Il y a la lecture acoustique traditionnelle, puis le côté MIDI. En gros, t’as 42 flûtes qui correspondent à 42 notes : les plus petites, c’est les plus aigus, les plus grosses, c’est les plus graves. C’est chromatique, c’est-à -dire que tu as toutes les dièses et les bémols, toutes les notes de la gamme du DO2 au FA5. Chaque flûte en bois est reliée à un tuyau, qui est relié à une soufflerie, qui est reliée à une interface de lecture mécanique.

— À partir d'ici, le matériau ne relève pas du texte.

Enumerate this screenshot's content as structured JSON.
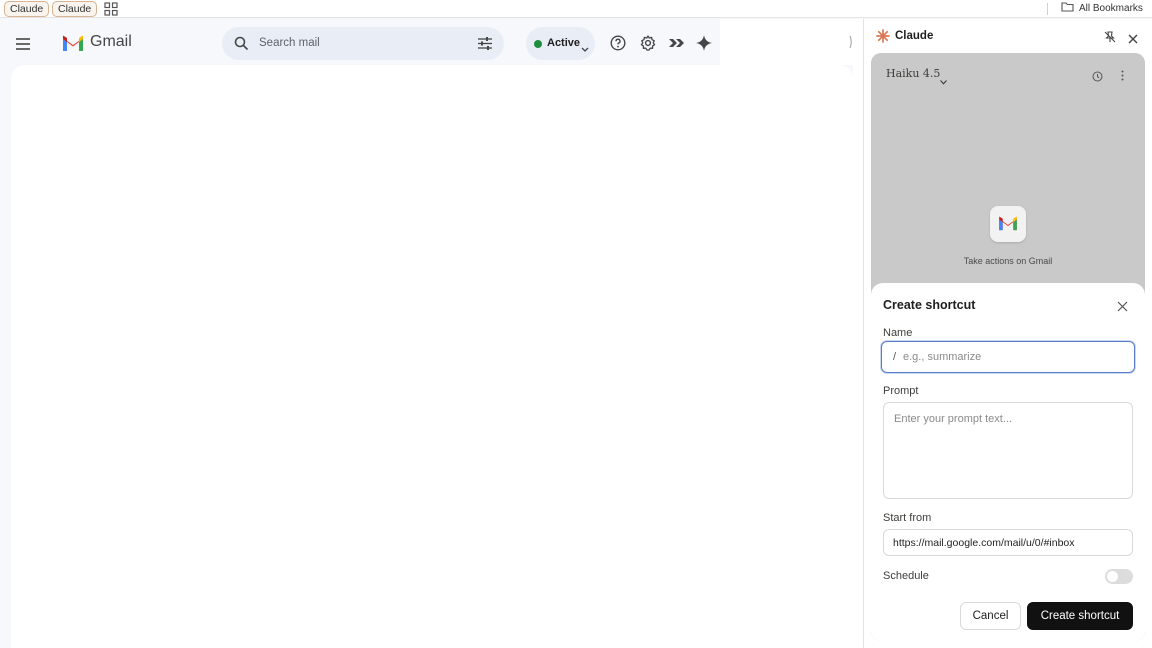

A chaque fois que tu presses le carton avec le rouleau et que tu tournes la manivelle, tu actionnes à la fois les soufflets qui sont en dessous et tu entraînes le carton. Le carton est perforé : à chaque fois que t’as une note qui passe, ça fait un trou, ça fait un appel d’air et ça envoie le son dans la flûte. T’as pas besoin d’électronique, tout se fait avec la manivelle : tu définis à la fois le tempo et tu actionnes la soufflerie. Avec le MIDI, c’est plus ou moins la même chose, à ce détail près que le pilote est immatériel : c’est le logiciel qui commande l’orgue à travers une interface et définit le tempo. Par contre, tu ne peux faire l’économie de la manivelle qui produit dans tous les cas l’air nécessaire au fonctionnement de l’instrument. Au début, j’avais peur, j’osais même pas le toucher, je savais même pas comment m’y prendre, ça a mis au moins six mois à me sentir bien avec la machine, j’avais peur de péter le moindre petit truc.
Donc la manivelle répond à la force ? Est-ce que si tu veux jouer vite mais piano, tu peux le faire ?
Non. Tu ne peux pas le faire. L’orgue n’a pas de dynamique, c’est ce qui le rend exceptionnel mais aussi difficile à faire sonner. En carton, si tu vas vite, tu accélères le tempo mais pas la nuance, si tu vas lentement, même chose à l’inverse. En MIDI, aucune action sur le tempo, tu peux créer en revanche une légère variation d’air entrainant une variation du volume en tournant plus vite. Mais c’est très léger.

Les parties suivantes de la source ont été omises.